With my birthday coming up this week I decided to splurge and treat myself to a night of theatre. I decided to see This Flat Earth at Playwright's Horizons, a show I've been wanting to see for weeks now. I love the work being produced at playwrights, especially because a lot of their season is written by New Dramatists. I really wanted to see Dance Nation by Clare Barron but since it's in their smaller space they sold out way before I could get a ticket.

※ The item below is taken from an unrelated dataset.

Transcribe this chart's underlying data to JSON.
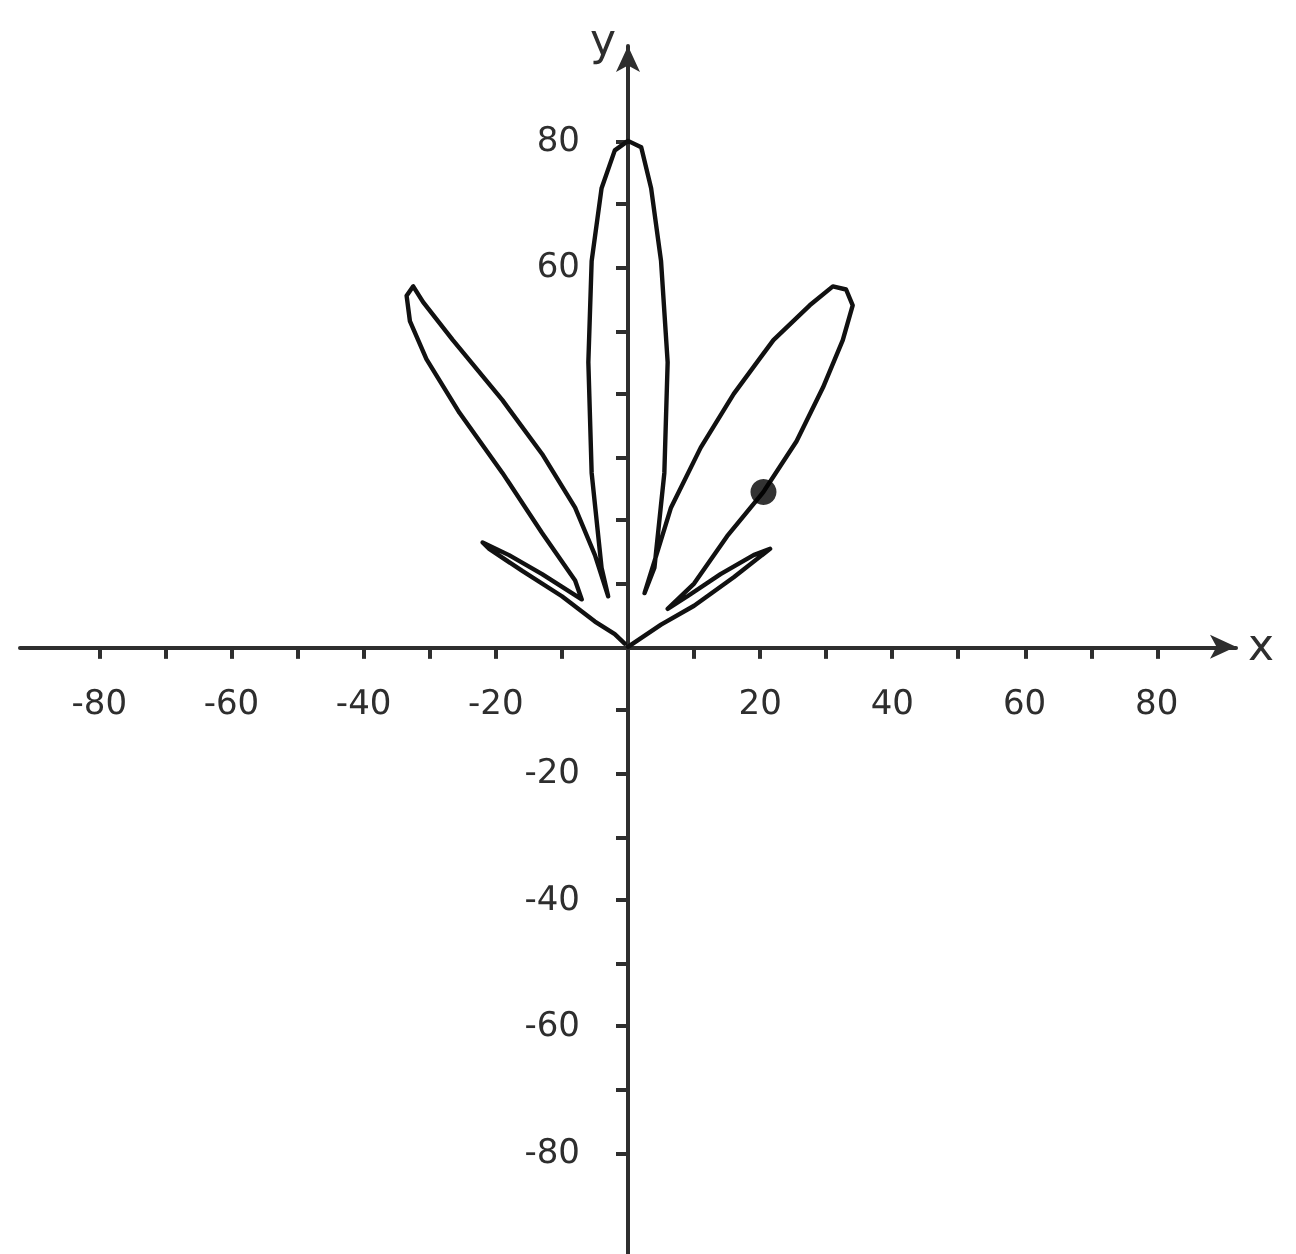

This Flat Earth did not disappoint in anyway. It's the first straight play/non-musical that I've seen (outside of a workshop setting) since I've moved here! Truly shocking to me especially considering how much I prefer plays to musicals. The show was a moving tribute to the trying times we are living in and the difficulties that are unique to the youth as they face these challenges. The show follows the story of a young girl, her best friend, her family and the woman in the apartment upstairs following a mass shooting at their middle school. In a "post-parkland" world it's easy to pigeon hole the piece as a political statement on gun control, but that would be doing this play a disservice. This play is about growing up, realizing adults do not have all the answers and learning to question the things we have accepted as the norm.
As someone who loves a political play more than the next person it was exciting to see a play that did not necessarily push a single political agenda. In these incredibly dichotomized times it was truly refreshing to see a piece that gives us space to analyze our current moment as individuals. The action of the play centers around gun violence but so many other things are integral to the narrative. The idea that certain people do not "belong" just because of where they come from changes the direction of the show, the lack of funding for arts in our schools and the capitalist desire to "keep up with the Jones' " are all tenants of our culture that come under fire over the course of the show. As Julie, the 13 year old protagonist, so accurately states: "back in Columbus' day everyone thought the world was flat. It makes me think, what do we accept that will seem ridiculous in a few hundred years?"